Tiles - Fence The Clear

geoviangeovian Earth Orbit
edited November 2022 in Year-1997


ALBUM: Fence The Clear
LABEL: Inside Out
YEAR: 1997
CD REISSUE: 2004, Inside Out Music, IOMCD 157


LINEUP: Paul Rarick - lead and backing vocals * Chris Herin - guitars, mandolin, keyboards * Jeff Whittle - bass * Mark Evans - drums, percussion * Kevin Chown - guest bass

TRACK LISTING: 01 Patterns * 02 Beneath The Surface * 03 Cactus Valley * 04 Another's Hand * 05 The Wading Pool * 06 Gameshow * 07 Fallen Pieces * 08 Changing The Guard * 09 Gabby's Happy Song * 10 Checkerboards



Detroit band Tiles have been on the go since 1993, and we've had an opportunity to look at two of their albums so far.

As a prelude to writing up their latest 2016 CD 'Pretending To Run', I thought it might be a good idea to look at their second album from 1997: 'Fence The Clear'.

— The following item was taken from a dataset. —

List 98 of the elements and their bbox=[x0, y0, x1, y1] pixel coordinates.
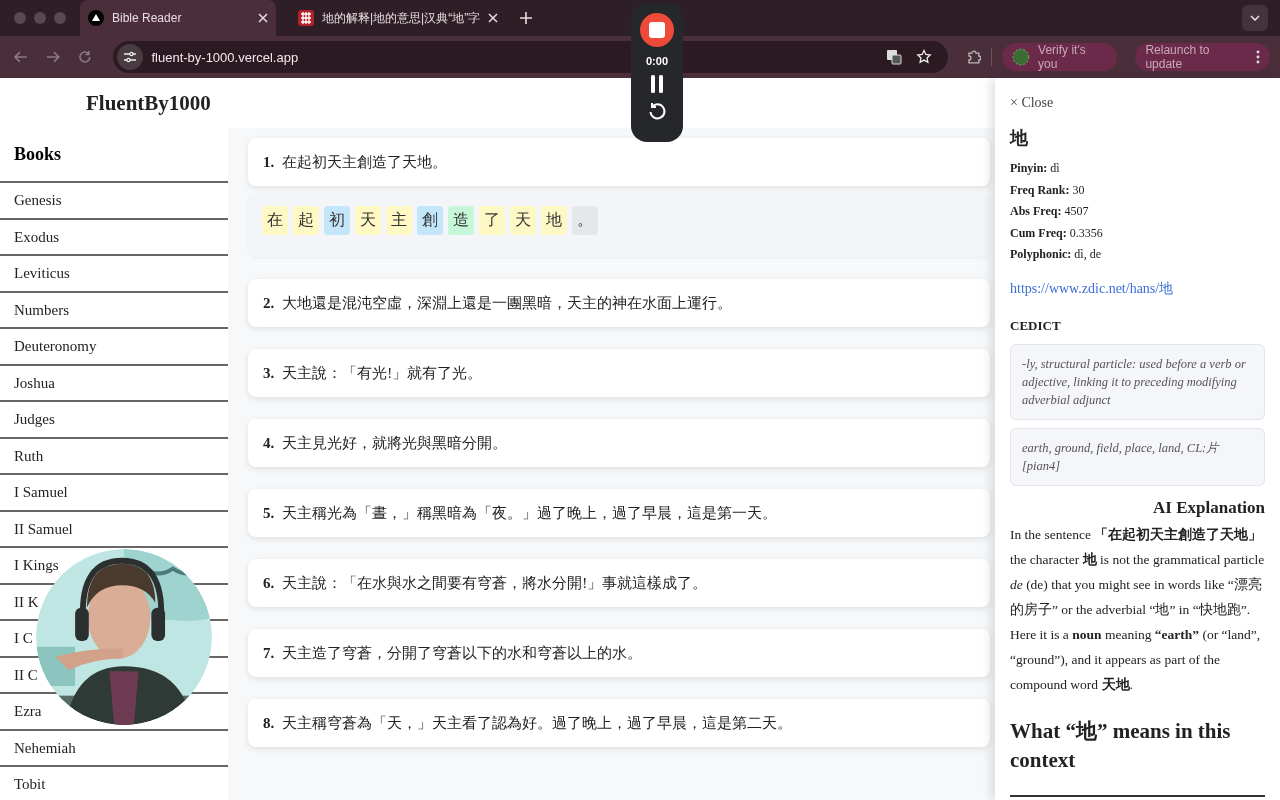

Now I don't want to sound like a broken record, because I have said it on the two occasions previously, but Tiles are heavily into Rush.

Musically that is, perhaps a drop of Queensryche in terms of lyrical intelligentsia, and Dream Theater vocally. All good reference points for sure, and a band that made 1997 kinda tolerable, as did many prog bands during this barren timefame.

The Songs

The Rush similarity is ever so immediate on the opening 'Patterns', with tight drum parts and Alex Lifeson styled guitar phrases.

'Beneath The Surface' demonstrates the ability of Tiles across a couple of styles. High vocals, thick guitar chords and driving percussion.

'Another Hand's is a musicians song for musicians. Very complex and technical, which is what this band is all about. 'Gameshow' is another free-form bit of genius.

There are two simplistic instrumentals, both are brief. 'Falling Pieces' is a Poly-synth piece, while 'Gabby's Happy Song' is an acoustic number.

The albums epic moment is the 14 minute 'Checkerboards'. Like most tracks this long, it has to be broken down into segments, and there at least three to be found. The first change-up is at the 7 minute mark, the second at the 10 minute mark.

In Summary

Much like Rush and Saga, the album covers from Tiles are really inventive and clever, FTC being no exception.

'Fence The Clear' received a 2004 Inside Out/SPV reissue with an additional four tracks, which made for great listening. Now, how about I get around to writing up 'Pretending To Run'?